Monday, March 22, 2010

Credit scores can drop after getting loan help.

  • Government Sponsored Loan Modification Help can still hurt FICO credit scores. Applying for these programs sends a signal to the major credit bureaus, that the homeowner is having difficulties making payments. This in turn has an adverse effect on credit scores.

    tags: credit, scores

    • For borrowers who are making their payments on time but are on the verge of default, the Obama administration's loan modification program can reduce their credit score as much as 100 points.
    • the impact is far less severe than a foreclosure, where borrowers typically find their credit is in tatters for years. That's due to the cumulative impact of many months of missed payments and the foreclosure itself, which drags down a homeowner's' credit by 150 points or more on a scale of 300 to 850.

      To enroll in the Obama administration's $75 billion "Making Home Affordable" program, borrowers enter a trial period in which they make at least three payments. But some are finding out that their credit score takes a dive during this trial phase. It happens once their mortgage company notifies the three big credit bureaus -- Experian, Equifax and TransUnion.

      For delinquent borrowers, the damage was done when they fell behind on their loans.

      But for homeowners who are having financial troubles but managing to pay their bills, a request for a loan modification is the first sign of difficulty. And that means a sharp drop in the borrower's credit score.

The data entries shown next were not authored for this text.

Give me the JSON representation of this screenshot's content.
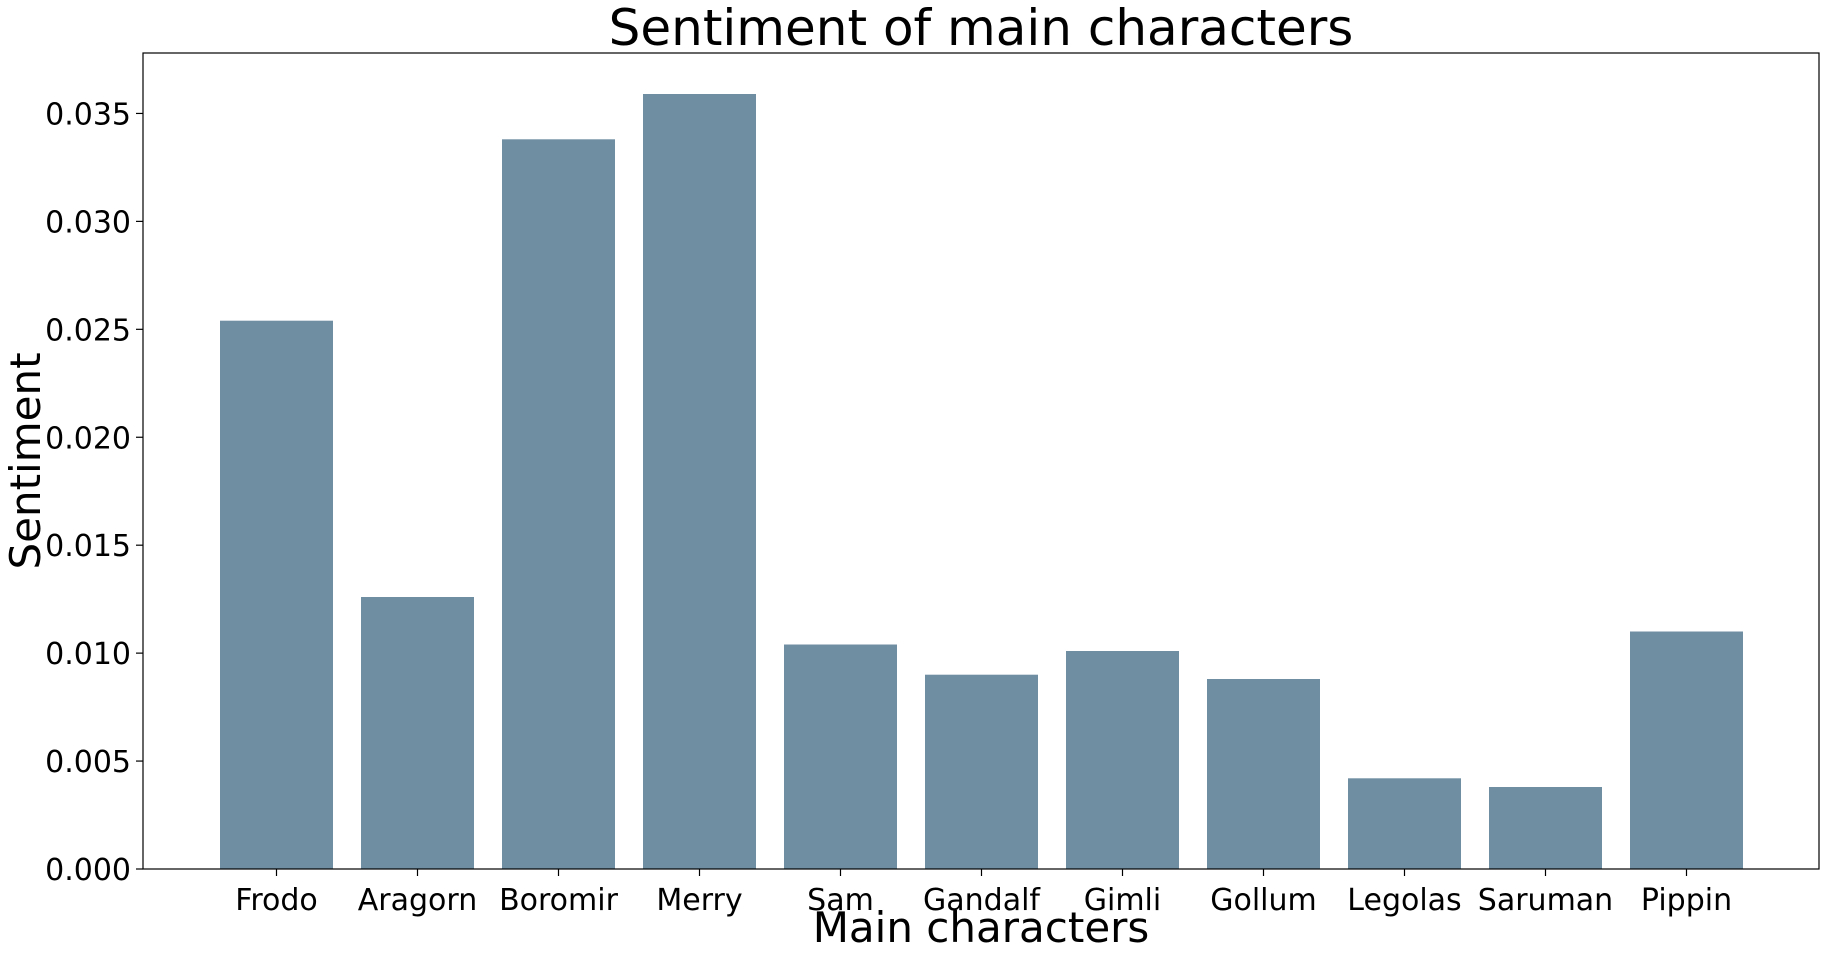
{
  "chart_data": {
    "type": "bar",
    "title": "Sentiment of main characters",
    "xlabel": "Main characters",
    "ylabel": "Sentiment",
    "categories": [
      "Frodo",
      "Aragorn",
      "Boromir",
      "Merry",
      "Sam",
      "Gandalf",
      "Gimli",
      "Gollum",
      "Legolas",
      "Saruman",
      "Pippin"
    ],
    "values": [
      0.0254,
      0.0126,
      0.0338,
      0.0359,
      0.0104,
      0.009,
      0.0101,
      0.0088,
      0.0042,
      0.0038,
      0.011
    ],
    "ylim": [
      0,
      0.0378
    ],
    "yticks": [
      0,
      0.005,
      0.01,
      0.015,
      0.02,
      0.025,
      0.03,
      0.035
    ],
    "ytick_labels": [
      "0.000",
      "0.005",
      "0.010",
      "0.015",
      "0.020",
      "0.025",
      "0.030",
      "0.035"
    ],
    "grid": false,
    "bar_color": "#6f8ea2"
  }
}
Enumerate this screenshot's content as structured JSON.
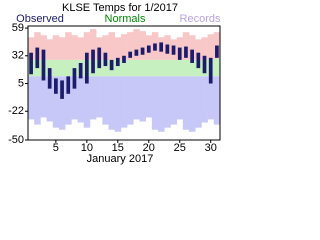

      The credit rating industry defends the practice. People who sign up for loan modifications would not be asking for help unless they were having severe money troubles, said Norm Magnuson, spokesman for the Consumer Data Industry Association, a trade group in Washington that represents the credit bureaus.


Personally, I don't think there is anything wrong with lowering credit scores. In essence, these people receiving government assistance were unable to repay the amount they borrowed. It doesn't matter that their home is now worth less than they thought, they have proved unable to keep their financial commitments. That is exactly what credit bureaus are trying to track, how responsible borrowers are and how likely they are to meet their financial obligations.